如果是这样的话,有必要让人生多次重新开始。2006年,当时的安倍首相提倡说,对入学考试或者就业失败的人应该给予再挑战的机会,人们都在期待着这一幕的实现。

对于老龄化人口来说,退休金是生活的支撑,可是并不充裕。因此,我建议用少量的收入积累起来的”多种收入”来维持生计。

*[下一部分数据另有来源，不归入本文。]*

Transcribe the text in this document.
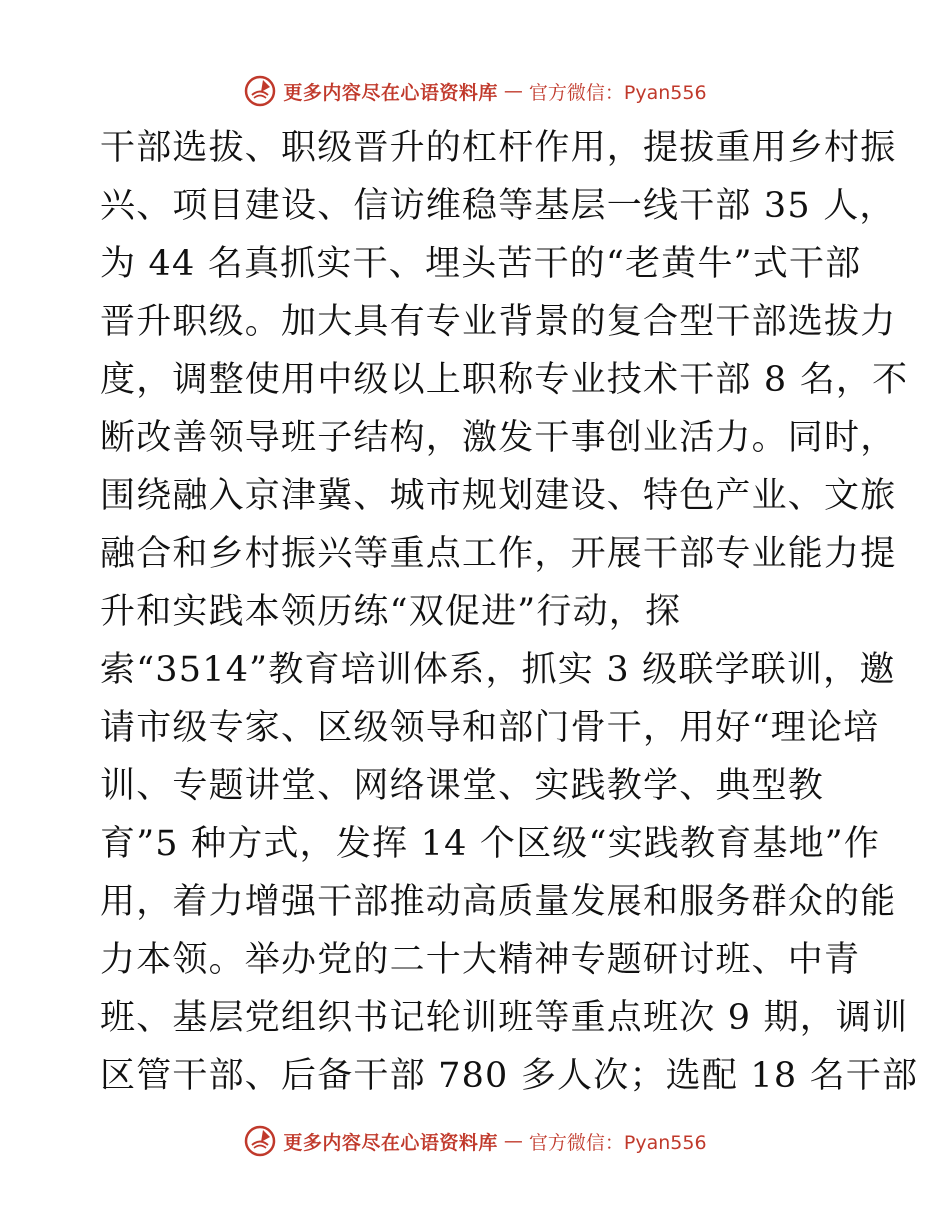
更多内容尽在心语资料库 — 官方微信：Pyan556
干部选拔、职级晋升的杠杆作用，提拔重用乡村振
兴、项目建设、信访维稳等基层一线干部 35 人，
为 44 名真抓实干、埋头苦干的“老黄牛”式干部
晋升职级。加大具有专业背景的复合型干部选拔力
度，调整使用中级以上职称专业技术干部 8 名，不
断改善领导班子结构，激发干事创业活力。同时，
围绕融入京津冀、城市规划建设、特色产业、文旅
融合和乡村振兴等重点工作，开展干部专业能力提
升和实践本领历练“双促进”行动，探
索“3514”教育培训体系，抓实 3 级联学联训，邀
请市级专家、区级领导和部门骨干，用好“理论培
训、专题讲堂、网络课堂、实践教学、典型教
育”5 种方式，发挥 14 个区级“实践教育基地”作
用，着力增强干部推动高质量发展和服务群众的能
力本领。举办党的二十大精神专题研讨班、中青
班、基层党组织书记轮训班等重点班次 9 期，调训
区管干部、后备干部 780 多人次；选配 18 名干部
更多内容尽在心语资料库 — 官方微信：Pyan556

譬如说,每周做3天护工的工作,一天去文化学校当俳句老师,偶尔做做有偿志愿者等。只要有意愿和能力,无论年龄、性别,都能够自由就业劳动。希望我们有一个这样的社会。最后,如果将”老龄化社会”用其他的语言来表述的话,我想是”后家人时代”。到目前为止,和家人一起度过老年时光是一个幸福的样本。可是,人们现在如此长寿,就不能避免和配偶的生死之别,而孩子也长大成人,很多老年人就只能形单影只地度过余生。我的拙作《一个人的老年》(法研 2007年)成为了畅销书,也是因为读者们都认识到这”一个人”可能成为任何人,当然也包括自己吧。

即便到了八、九十岁也要和家人一起生活,这样的想法早已不过只是个幻想。真正到了八、九十岁的时候,支撑老年人生活的人群,会是朋友、旧识,以及能够信赖的福利护理人吧。如此想来,护理保险制度也成为了使得老龄化人群能够度过丰富老年生活的”救世主”了。